Highlights & Insights¶
- Quantifying Bottlenecks: By using Nsight to decompose TTFT, the authors show that as the LLM is optimized, the visual encoder's share of latency climbs (up to 68.4%). This profiling forms a strong motivation for intra-encoder optimization.
- Sink Token Insight: Identifying that SigLIP attention is dominated by tokens with abnormal norms explains why standard Top-K selection is biased, justifying the "Decoupled + Local Window" strategy.
- Dynamic/Static Duality: Using global Top-K for motion-heavy frames and local windows for static frames balances saliency and spatial uniformity.

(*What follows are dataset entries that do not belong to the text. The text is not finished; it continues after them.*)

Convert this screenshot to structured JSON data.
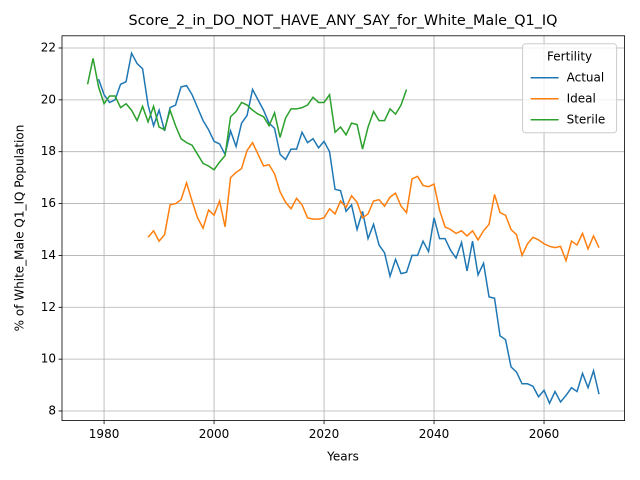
{
  "chart_data": {
    "type": "line",
    "title": "Score_2_in_DO_NOT_HAVE_ANY_SAY_for_White_Male_Q1_IQ",
    "xlabel": "Years",
    "ylabel": "% of White_Male Q1_IQ Population",
    "legend_title": "Fertility",
    "legend": "upper right",
    "grid": true,
    "x": [
      1977,
      1978,
      1979,
      1980,
      1981,
      1982,
      1983,
      1984,
      1985,
      1986,
      1987,
      1988,
      1989,
      1990,
      1991,
      1992,
      1993,
      1994,
      1995,
      1996,
      1997,
      1998,
      1999,
      2000,
      2001,
      2002,
      2003,
      2004,
      2005,
      2006,
      2007,
      2008,
      2009,
      2010,
      2011,
      2012,
      2013,
      2014,
      2015,
      2016,
      2017,
      2018,
      2019,
      2020,
      2021,
      2022,
      2023,
      2024,
      2025,
      2026,
      2027,
      2028,
      2029,
      2030,
      2031,
      2032,
      2033,
      2034,
      2035,
      2036,
      2037,
      2038,
      2039,
      2040,
      2041,
      2042,
      2043,
      2044,
      2045,
      2046,
      2047,
      2048,
      2049,
      2050,
      2051,
      2052,
      2053,
      2054,
      2055,
      2056,
      2057,
      2058,
      2059,
      2060,
      2061,
      2062,
      2063,
      2064,
      2065,
      2066,
      2067,
      2068,
      2069,
      2070
    ],
    "series": [
      {
        "name": "Actual",
        "color": "#1f77b4",
        "values": [
          null,
          null,
          20.8,
          20.2,
          19.9,
          20.0,
          20.6,
          20.7,
          21.8,
          21.4,
          21.2,
          19.8,
          19.0,
          19.6,
          18.8,
          19.7,
          19.8,
          20.5,
          20.55,
          20.2,
          19.7,
          19.2,
          18.85,
          18.4,
          18.3,
          17.9,
          18.8,
          18.2,
          19.1,
          19.4,
          20.4,
          20.0,
          19.6,
          19.1,
          18.9,
          17.9,
          17.7,
          18.1,
          18.1,
          18.75,
          18.35,
          18.5,
          18.15,
          18.4,
          18.0,
          16.55,
          16.5,
          15.7,
          15.95,
          15.0,
          15.7,
          14.65,
          15.2,
          14.4,
          14.1,
          13.2,
          13.85,
          13.3,
          13.35,
          14.0,
          14.0,
          14.55,
          14.15,
          15.45,
          14.65,
          14.65,
          14.2,
          13.9,
          14.5,
          13.4,
          14.55,
          13.25,
          13.7,
          12.4,
          12.35,
          10.9,
          10.75,
          9.7,
          9.5,
          9.05,
          9.05,
          8.95,
          8.55,
          8.8,
          8.3,
          8.75,
          8.35,
          8.6,
          8.9,
          8.75,
          9.45,
          8.9,
          9.55,
          8.65
        ]
      },
      {
        "name": "Ideal",
        "color": "#ff7f0e",
        "values": [
          null,
          null,
          null,
          null,
          null,
          null,
          null,
          null,
          null,
          null,
          null,
          14.7,
          14.95,
          14.55,
          14.8,
          15.95,
          16.0,
          16.15,
          16.8,
          16.1,
          15.45,
          15.05,
          15.75,
          15.55,
          16.1,
          15.1,
          17.0,
          17.2,
          17.35,
          18.05,
          18.35,
          17.9,
          17.45,
          17.5,
          17.15,
          16.45,
          16.05,
          15.8,
          16.2,
          15.95,
          15.45,
          15.4,
          15.4,
          15.45,
          15.8,
          15.6,
          16.1,
          15.85,
          16.3,
          16.05,
          15.45,
          15.6,
          16.1,
          16.15,
          15.9,
          16.25,
          16.4,
          15.9,
          15.65,
          16.95,
          17.05,
          16.7,
          16.65,
          16.75,
          15.75,
          15.1,
          15.0,
          14.85,
          14.95,
          14.75,
          14.95,
          14.6,
          14.95,
          15.2,
          16.35,
          15.65,
          15.55,
          15.0,
          14.8,
          14.0,
          14.45,
          14.7,
          14.6,
          14.45,
          14.35,
          14.3,
          14.35,
          13.8,
          14.55,
          14.4,
          14.85,
          14.25,
          14.75,
          14.3
        ]
      },
      {
        "name": "Sterile",
        "color": "#2ca02c",
        "values": [
          20.6,
          21.6,
          20.5,
          19.85,
          20.15,
          20.15,
          19.7,
          19.85,
          19.6,
          19.2,
          19.75,
          19.15,
          19.75,
          18.95,
          18.85,
          19.6,
          19.0,
          18.5,
          18.35,
          18.25,
          17.9,
          17.55,
          17.45,
          17.3,
          17.6,
          17.85,
          19.35,
          19.55,
          19.9,
          19.8,
          19.6,
          19.45,
          19.35,
          19.0,
          19.5,
          18.55,
          19.3,
          19.65,
          19.65,
          19.7,
          19.8,
          20.1,
          19.9,
          19.9,
          20.2,
          18.75,
          18.95,
          18.65,
          19.1,
          19.05,
          18.1,
          18.95,
          19.55,
          19.2,
          19.2,
          19.65,
          19.45,
          19.8,
          20.4,
          null,
          null,
          null,
          null,
          null,
          null,
          null,
          null,
          null,
          null,
          null,
          null,
          null,
          null,
          null,
          null,
          null,
          null,
          null,
          null,
          null,
          null,
          null,
          null,
          null,
          null,
          null,
          null,
          null,
          null,
          null,
          null,
          null,
          null,
          null
        ]
      }
    ],
    "xlim": [
      1972.35,
      2074.65
    ],
    "xticks": [
      1980,
      2000,
      2020,
      2040,
      2060
    ],
    "ylim": [
      7.63,
      22.47
    ],
    "yticks": [
      8,
      10,
      12,
      14,
      16,
      18,
      20,
      22
    ]
  }
}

- System Synergy: Offloading tasks to the CPU and using Triton kernels ensures that FLOP reductions translate into real-world wall-clock time speedups.
Limitations & Future Work¶
- Threshold Dependency: Streaming segmentation (\(\tau_{\mathrm{seg}}\)) and merging (\(\tau_{\mathrm{merge}}\)) rely on preset thresholds. Stage I retention is "sample-dependent," which might require tuning for videos with varying levels of redundancy.
- Aggressive Compression Drop: Accuracy drops to 96.2% at 10% retention (e.g., LongVideoBench falls from 60.4 to 52.4), suggesting tasks requiring long-context integrity are sensitive to early frame merging.
- Future Directions: Implementing adaptive thresholds, content-adaptive merging layers, and validation on larger or longer video backbones.
Related Work & Insights¶
- vs. HoliTom (NeurIPS'25): HoliTom uses post-encoding spatio-temporal merging. EarlyTom moves merging inside the encoder, reducing TTFT from 556.6 ms to 336.2 ms at the same 10% retention level.
- vs. VisionZip (CVPR'25): VisionZip clusters tokens before the LLM. At 10% retention, VisionZip loses ~9% accuracy, whereas EarlyTom loses ~4% with lower TTFT (336 vs 458 ms).
- vs. FastVID (NeurIPS'25): FastVID performs post-encoding pruning with Top-K. EarlyTom's decoupled local window selection specifically addresses the sink token bias that affects Top-K.
Rating¶
- Novelty: ⭐⭐⭐⭐
- Experimental Thoroughness: ⭐⭐⭐⭐
- Writing Quality: ⭐⭐⭐⭐
- Value: ⭐⭐⭐⭐ Training-free, plug-and-play, and delivers a \(2.65\times\) TTFT reduction.